Gino döst friedlich. Der Klosterhund liegt dem Pater zu Füßen, der zum Mittagsgebet in die Saiten eines Psalters, die Urform der Zither, greift und geistliche Klänge spielt. Der Raum in der alten Kapelle ist erfüllt vom Duft von Räucherkerzen und gedämpften Licht. Auch Besucher sind zu den klöster­lichen Gebetsstunden in der Kirche St. Peter und Paul willkommen.
Vor 21 Jahren hat Pater Stephan Vorwerk (67) die Cella St. Benedikt auf der Reichenau gegründet. Es war die Wiederaufnahme einer untergegangenen Tradition. 1757 hatte der letzte Mönch die Bodenseeinsel verlassen, nach fast 1000 Jahren klösterlicher Hochkultur. Im Frühmittelalter war die Reichenau das geistliche Zentrum des Reichs. Auch der St. Galler Klosterplan, eine Art Blaupause für die Klöster des Mittelalters, wurde hier gezeichnet.


„Ich wollte nicht, dass das alles nur noch ein Museum ist“, sagt der Pater. Als er 2001 auf die Insel kam, war dieser gerade der Titel Unesco-­Welterbe für ihre Kirchen und Klosterbauten verliehen worden. Er begann, die Vergangenheit durch ein Stück Gegenwart wiederzubeleben. „Moderner, kleiner, offener“ will er sein. Auch ein wenig unkonventionell, wie die Anwesenheit des Hundes zeigt. Er hat ihn nach Egino, einem frühen Bischof der Reichenau, benannt.
Wie ein Schiff liegt die 4,3 Quadratkilometer große Heimat des Paters im westlichen Bodensee unweit der Stadt Konstanz. Ein grünes Eiland zwischen dem deutschen und dem Schweizer Ufer, das zu Baden-­Württemberg gehört. Von den drei Bodenseeinseln Mainau, Lindau und Reichenau ist Letztere die mit Abstand größte und seit 1838 über einen 1,8 Kilometer langen Damm mit dem Festland verbunden. Mit seinen riesigen Pappeln bildet er das südliche Ende der Deutschen Alleenstraße.


Jenseits des Damms wiegt sich das Schilfrohr des Wollmatinger Rieds im Wind. Das Naturschutzgebiet gibt Tausenden von Vögeln eine Heimat. Zugvögel rasten, Blässhühner, Spießenten und Singschwäne überwintern dort. Vom Aussichtspunkt der Burgruine Schopf­len hat man einen herrlichen Blick auf die Wasserlandschaften.
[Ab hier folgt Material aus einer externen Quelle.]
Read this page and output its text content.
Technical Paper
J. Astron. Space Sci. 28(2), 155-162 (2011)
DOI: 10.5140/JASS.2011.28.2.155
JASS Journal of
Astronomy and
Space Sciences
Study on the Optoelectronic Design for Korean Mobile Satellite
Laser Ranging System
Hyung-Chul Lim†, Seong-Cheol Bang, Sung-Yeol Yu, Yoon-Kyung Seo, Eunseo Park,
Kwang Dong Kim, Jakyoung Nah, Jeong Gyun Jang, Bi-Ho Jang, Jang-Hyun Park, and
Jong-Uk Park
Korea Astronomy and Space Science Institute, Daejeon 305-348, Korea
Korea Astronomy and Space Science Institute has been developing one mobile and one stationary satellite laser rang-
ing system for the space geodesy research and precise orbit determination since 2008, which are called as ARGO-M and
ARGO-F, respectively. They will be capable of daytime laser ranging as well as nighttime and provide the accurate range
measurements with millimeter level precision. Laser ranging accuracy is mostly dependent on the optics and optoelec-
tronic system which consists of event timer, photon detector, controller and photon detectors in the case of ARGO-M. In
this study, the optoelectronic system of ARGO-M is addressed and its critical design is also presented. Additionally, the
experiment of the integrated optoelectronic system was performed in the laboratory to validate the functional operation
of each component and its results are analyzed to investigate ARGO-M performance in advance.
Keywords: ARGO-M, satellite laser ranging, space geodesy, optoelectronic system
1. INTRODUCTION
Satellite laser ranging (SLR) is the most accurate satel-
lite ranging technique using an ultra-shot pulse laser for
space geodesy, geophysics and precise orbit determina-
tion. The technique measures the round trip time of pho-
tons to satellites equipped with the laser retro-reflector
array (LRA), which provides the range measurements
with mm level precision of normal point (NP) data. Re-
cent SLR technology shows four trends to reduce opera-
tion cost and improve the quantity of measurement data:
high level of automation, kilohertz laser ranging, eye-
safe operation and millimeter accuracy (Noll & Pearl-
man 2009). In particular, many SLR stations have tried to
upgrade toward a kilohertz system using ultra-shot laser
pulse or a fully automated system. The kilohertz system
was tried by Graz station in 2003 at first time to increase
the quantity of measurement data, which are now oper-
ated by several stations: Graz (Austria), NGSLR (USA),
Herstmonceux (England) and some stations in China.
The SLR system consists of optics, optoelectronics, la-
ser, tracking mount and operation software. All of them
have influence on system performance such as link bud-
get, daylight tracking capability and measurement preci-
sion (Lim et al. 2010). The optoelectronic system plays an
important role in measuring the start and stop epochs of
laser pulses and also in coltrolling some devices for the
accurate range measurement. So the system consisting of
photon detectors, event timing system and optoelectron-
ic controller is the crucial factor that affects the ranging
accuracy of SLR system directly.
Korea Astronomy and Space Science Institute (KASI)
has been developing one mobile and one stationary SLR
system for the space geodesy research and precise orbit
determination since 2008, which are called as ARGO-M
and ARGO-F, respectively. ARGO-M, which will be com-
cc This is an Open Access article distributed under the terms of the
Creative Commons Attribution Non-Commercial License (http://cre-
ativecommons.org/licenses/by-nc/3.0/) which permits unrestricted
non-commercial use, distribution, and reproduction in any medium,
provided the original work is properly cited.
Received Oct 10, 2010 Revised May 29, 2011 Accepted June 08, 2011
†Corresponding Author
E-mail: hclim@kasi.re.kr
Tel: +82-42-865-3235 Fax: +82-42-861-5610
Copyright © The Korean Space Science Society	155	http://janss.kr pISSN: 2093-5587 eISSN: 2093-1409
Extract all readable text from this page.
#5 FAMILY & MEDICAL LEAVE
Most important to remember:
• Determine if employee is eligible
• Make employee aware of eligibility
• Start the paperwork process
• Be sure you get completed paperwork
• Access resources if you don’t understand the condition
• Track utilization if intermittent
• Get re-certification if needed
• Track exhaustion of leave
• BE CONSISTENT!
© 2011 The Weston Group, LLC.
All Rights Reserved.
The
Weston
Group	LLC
Ein Klostergarten wie vor mehr als 1000 Jahren


Die meisten Besucher fahren mit dem Auto durch die Inselmitte. Wer dagegen den Uferweg geht, entdeckt ganz andere Seiten der Reichenau. Still ist es dort zuweilen, manchmal hört man nur das leise Klatschen der Wellen und das Schaukeln eines Fischerbootes, das an die Uferplanken schlägt.
In Mittelzell steht das Münster St. Maria und Markus. Pater Stephan und seine Kollegen tun auch hier Dienst. Seit 2005 sind sie die katholischen Pfarrer der Insel. „Eine wichtige Aufgabe“, sagt der Pater – und eine Existenzberechtigung für seine Cella obendrein. Zwei Drittel der 3300 Reichenauer sind katholisch und fest verwurzelt in den Traditionen, zu denen auch drei eigene
Inselfeiertage gehören: das Markus-­Fest im April, das Heilig-Blut-Fest eine Woche nach Pfingsten und Mariä Himmelfahrt im August.
Auf der Rückseite des romanischen Münsters befindet sich ein Klostergarten. Dort wachsen Pflanzen, die der Reichenau-­Abt Walahfrid Strabo 840 in seinem Gartenbüchlein „Hortulus“ beschrieb: Salbei, Minze, Sellerie, Weinraute und Schlafmohn sind darunter – die älteste Heil- und Küchenkräuterkunde, die bis heute überliefert ist. Die Mönche sollen es auch gewesen sein, die als Erste den fruchtbaren Boden der Reichenau bebauten. Das Seeklima ist mild, es wärmt im Winter und kühlt im Sommer – ideale Voraussetzungen für Weinbau und Gemüsekulturen. Heute ist vor allem das Gemüse der Star. Ein Drittel der Inselfläche besteht aus Salatbeeten und Zucchini-­Kulturen, Gurken-Gewächshäusern und Auberginen-Feldern. Stefanie Wehrle ist eine von 50 Vollerwerbslandwirten auf der Reichenau. 2016 übernahm die 36-Jährige den Betrieb von ihrem Vater. Sie verdient ihr Geld mit dem Anbau von Strauchtomaten und Schlangengurken, im Herbst und Winter kommen Brokkoli und Feldsalat dazu.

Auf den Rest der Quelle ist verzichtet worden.